Amos wasn’t always so lofty in his expressions of love, for he also wrote in January 1862, when commenting on the shopping Amanda need to do, “ …remember for a dress, pink is my favorite. I would like to put my arms around a pink dress about now. My wife would be inside of course.”

Fortunately in early July of 1863, Amanda and May were able to visit Amos in Charleston.

In August of 1863, Amos wrote Little May, then about 10 years old, her own letter. He opened the letter saying, “I guess you are asleep now and I can almost think I see my little Girl in bed ‘up stairs,” and I would like to be there to sleep with her all night…” He signs off saying, “To Little May Gills From her Papa.”

Unfortunately, in September 1864, Amanda Gillis received a very different letter in the mail. On Sept. 3, at Berryville, Virginia, Amos Gillis was killed. Amanda was sent his remaining possessions by mail. It appears that these possessions included the last few letters that Amanda sent to Amos. In a final letter written on Aug. 7, 1864, she signed off saying, “I do hope Amos to hear soon that you are well and safe…”

After the war, Amanda and May moved to Cleveland where Amanda remained very active in reunions and memorials organized for the 23rd OVI.

The letters written between Amos and Amanda were preserved by generation after generation of the family until they made it to the archives.
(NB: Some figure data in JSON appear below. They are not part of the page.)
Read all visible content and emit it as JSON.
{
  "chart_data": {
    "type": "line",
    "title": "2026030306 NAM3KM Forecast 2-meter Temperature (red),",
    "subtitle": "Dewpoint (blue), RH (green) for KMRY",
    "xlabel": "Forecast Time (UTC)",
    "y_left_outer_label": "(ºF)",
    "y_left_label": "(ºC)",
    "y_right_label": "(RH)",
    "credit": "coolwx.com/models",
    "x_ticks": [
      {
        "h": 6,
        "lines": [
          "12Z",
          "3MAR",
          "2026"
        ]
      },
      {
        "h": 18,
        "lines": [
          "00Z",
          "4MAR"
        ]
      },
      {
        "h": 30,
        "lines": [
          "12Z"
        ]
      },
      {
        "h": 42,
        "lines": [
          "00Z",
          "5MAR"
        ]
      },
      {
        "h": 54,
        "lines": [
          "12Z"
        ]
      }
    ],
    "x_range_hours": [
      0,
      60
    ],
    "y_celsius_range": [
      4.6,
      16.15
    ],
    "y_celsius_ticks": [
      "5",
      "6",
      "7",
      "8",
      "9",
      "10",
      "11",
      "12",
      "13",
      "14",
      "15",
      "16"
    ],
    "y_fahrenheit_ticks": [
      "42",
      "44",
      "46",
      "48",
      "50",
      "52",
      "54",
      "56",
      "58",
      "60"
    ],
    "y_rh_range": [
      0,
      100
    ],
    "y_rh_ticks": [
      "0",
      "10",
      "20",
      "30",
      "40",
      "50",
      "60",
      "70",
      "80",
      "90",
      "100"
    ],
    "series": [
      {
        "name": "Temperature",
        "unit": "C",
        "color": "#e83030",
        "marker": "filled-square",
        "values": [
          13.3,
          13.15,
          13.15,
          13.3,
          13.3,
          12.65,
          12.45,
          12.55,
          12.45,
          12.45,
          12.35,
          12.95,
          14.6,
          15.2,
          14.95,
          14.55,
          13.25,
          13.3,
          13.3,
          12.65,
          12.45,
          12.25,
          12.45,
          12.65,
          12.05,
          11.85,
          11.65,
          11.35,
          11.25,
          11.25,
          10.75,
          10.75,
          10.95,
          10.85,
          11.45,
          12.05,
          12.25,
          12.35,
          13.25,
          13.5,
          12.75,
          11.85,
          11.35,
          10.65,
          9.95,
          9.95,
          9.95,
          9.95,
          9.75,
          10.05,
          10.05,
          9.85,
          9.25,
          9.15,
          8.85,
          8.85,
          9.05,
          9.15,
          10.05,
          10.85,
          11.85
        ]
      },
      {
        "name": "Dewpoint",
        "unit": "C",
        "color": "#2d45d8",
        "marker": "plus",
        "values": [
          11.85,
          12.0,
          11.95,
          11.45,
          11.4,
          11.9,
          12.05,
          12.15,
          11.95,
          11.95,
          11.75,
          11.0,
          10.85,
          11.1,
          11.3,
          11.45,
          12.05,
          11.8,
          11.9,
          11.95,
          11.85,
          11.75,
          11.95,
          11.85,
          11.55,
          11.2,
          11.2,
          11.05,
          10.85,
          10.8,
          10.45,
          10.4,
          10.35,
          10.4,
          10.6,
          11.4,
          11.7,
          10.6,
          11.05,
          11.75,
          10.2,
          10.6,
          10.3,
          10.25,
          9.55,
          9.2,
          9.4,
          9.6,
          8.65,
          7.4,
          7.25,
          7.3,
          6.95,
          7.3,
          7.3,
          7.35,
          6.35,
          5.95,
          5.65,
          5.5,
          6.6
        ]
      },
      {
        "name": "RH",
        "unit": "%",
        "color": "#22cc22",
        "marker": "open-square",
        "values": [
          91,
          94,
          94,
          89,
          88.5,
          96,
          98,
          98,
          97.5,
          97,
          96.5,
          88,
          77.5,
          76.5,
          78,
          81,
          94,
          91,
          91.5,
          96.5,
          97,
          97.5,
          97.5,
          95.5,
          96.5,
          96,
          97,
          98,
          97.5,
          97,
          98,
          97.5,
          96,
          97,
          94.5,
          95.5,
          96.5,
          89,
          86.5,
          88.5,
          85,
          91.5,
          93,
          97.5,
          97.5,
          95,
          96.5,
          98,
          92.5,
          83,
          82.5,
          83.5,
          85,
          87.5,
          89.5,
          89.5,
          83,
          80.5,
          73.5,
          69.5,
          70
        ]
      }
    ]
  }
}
Unfortunately, Amos Gillis did not get to try his hand at politics or fame after the Civil War. However through his letters, his story will be preserved alongside those of well-known men of Ohio’s 23rd.

Author’s Note: During his time in the 23rd OVI, it seems that Amos Gillis became involved in the trials of men accused of deserting. Official transcripts from these trials are also included in the Amos Gillis Papers.